The WHO offers an excellent
guide on integrating palliative care into primary health care, which we refer to regularly. It clearly states: even if resources are limited, a minimum level of care must be guaranteed—for example, morphine tablets or laxatives. That is the fundamental level, and it must be accessible. The government is obliged to subsidise it. You may lack oxygen concentrators or inpatient facilities, but you can organise care at home. We did the maths; one home visit costs far less than hospitalisation. Therefore, we need to develop mobile care systems. These don't necessarily require a doctor; a properly trained nurse or medical assistant can manage them. They must know how to deliver basic care, assess pain, and use simple diagnostic tools.
The palliative system should be organised as a clear patient pathway. It starts with the family doctor and nurse, who recognise when the patient is in pain or experiencing serious symptoms. If they are able to assist—excellent. If some procedures cannot be done at home, the patient can be temporarily transferred to a district hospital, and the family can be guided on how to provide care at home. If the patient needs a specialist consultation, an online appointment can be arranged with a palliative care doctor. And if specialised intervention is required—for example, radiation therapy—the patient is referred to a tertiary hospital. The main point is that people shouldn’t fall through the gaps between primary care and hospitals. There needs to be a clear pathway, not a series of barriers.
Ira: Which organisations, structures, or professionals act as role models or sources of support, inspiration, and professional strength for you?
Taalaigul: When it comes to people who have been guiding lights for me in palliative care, I would definitely name
Olga Mychko from Belarus first. She serves as a personal example to me, a true mentor, even if she doesn’t realise it. I visited her in Minsk, accompanied her doctors on home visits, and studied all the documents and protocols for how palliative care is provided in Belarus.

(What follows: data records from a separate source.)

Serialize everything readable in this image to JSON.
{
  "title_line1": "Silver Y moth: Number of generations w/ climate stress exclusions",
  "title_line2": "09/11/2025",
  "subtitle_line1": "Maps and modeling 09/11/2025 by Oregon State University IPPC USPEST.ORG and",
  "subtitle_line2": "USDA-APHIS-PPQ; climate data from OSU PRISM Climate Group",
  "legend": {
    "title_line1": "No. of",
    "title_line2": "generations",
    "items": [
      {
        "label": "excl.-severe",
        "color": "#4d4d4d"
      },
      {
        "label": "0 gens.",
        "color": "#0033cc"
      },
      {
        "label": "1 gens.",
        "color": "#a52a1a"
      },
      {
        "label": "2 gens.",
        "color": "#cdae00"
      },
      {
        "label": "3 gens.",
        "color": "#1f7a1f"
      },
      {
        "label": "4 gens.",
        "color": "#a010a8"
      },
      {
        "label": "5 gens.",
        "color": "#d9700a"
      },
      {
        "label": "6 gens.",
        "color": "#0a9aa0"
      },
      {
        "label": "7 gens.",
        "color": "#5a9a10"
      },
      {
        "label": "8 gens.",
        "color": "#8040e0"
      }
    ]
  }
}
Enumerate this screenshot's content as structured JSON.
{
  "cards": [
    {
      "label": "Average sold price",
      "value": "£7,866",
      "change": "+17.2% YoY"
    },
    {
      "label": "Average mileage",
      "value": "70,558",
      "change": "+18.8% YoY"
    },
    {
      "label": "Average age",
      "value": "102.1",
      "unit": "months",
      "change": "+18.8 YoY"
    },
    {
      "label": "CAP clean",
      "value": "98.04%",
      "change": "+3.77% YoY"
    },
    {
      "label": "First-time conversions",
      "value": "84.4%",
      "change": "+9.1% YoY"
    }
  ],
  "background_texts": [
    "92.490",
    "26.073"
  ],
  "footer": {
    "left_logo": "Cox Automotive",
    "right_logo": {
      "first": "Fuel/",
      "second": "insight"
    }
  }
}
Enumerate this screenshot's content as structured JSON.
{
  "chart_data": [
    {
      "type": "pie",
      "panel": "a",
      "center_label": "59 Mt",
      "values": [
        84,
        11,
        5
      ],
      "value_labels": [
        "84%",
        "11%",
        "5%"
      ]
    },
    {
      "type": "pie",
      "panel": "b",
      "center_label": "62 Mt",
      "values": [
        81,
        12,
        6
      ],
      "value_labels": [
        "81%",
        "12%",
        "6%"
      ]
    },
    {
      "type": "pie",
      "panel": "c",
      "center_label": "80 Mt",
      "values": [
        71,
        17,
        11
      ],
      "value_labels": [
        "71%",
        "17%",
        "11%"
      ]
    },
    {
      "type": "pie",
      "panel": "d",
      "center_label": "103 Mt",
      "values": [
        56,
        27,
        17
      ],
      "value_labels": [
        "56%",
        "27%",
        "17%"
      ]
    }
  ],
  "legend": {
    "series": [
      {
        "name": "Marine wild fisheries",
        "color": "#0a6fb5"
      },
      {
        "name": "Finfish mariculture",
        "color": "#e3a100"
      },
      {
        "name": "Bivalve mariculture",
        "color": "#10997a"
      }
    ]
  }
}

I genuinely admire how clearly, concisely, and systematically things are organised there. It’s a remarkable structure. I paid particular attention to adult palliative care, and they’ve truly developed it with great care and understanding.
Another significant example for me is Professor
Odontuya from Mongolia. She speaks Russian, studied in St. Petersburg (when it was still Leningrad), then in Poland, and later worked in the United States. She’s not just a doctor, she’s someone who is reforming her country’s healthcare system. And she’s doing it calmly, methodically, and convincingly. She came to Kyrgyzstan and gave lectures—a person who truly lives and breathes palliative care, a real leader, and a source of inspiration.
Of course, there’s Stephen Connor—my personal point of reference. Calm, gentle, thoughtful, yet someone with significant influence. Every encounter with him is worth noting and revisiting again and again.
Nyuta Federmesser. Few people can speak, articulate, persuade, and build a team quite like she does. She’s charismatic, precise, and a true leader. I admire her style, her approach, and her energy.
I am also very familiar with the work of the
Vera Foundation in Russia. I have never visited them personally, but I read their website, follow their activities, and frequently use the materials they translate, especially the books on the fundamentals of palliative care. It provides real, practical help and is of very high quality.
Sechenov University is currently hosting excellent webinars. You can sense the high level of professionalism there.
At one point, I studied the palliative care standards in Romania. They have a
hospice in the city of Brașov that serves as a very good example. Everything is systematic and carefully planned.
Once, I was in Kazakhstan for unrelated matters to palliative care, but I requested to visit the
Palliative Care Centre in Almaty. They have 100 beds, with one nurse for every 10 beds, all as it should be. They gave me a tour, showed me around, and I found their example very inspiring.
But honestly, I’m motivated by anything that truly works and makes a difference. I’m always reading guidelines, articles, and newsletters. I observe how palliative care develops in India and Ukraine. I browse simply to stay informed. I don’t aim to study everything in detail, but it provides me with a solid foundation.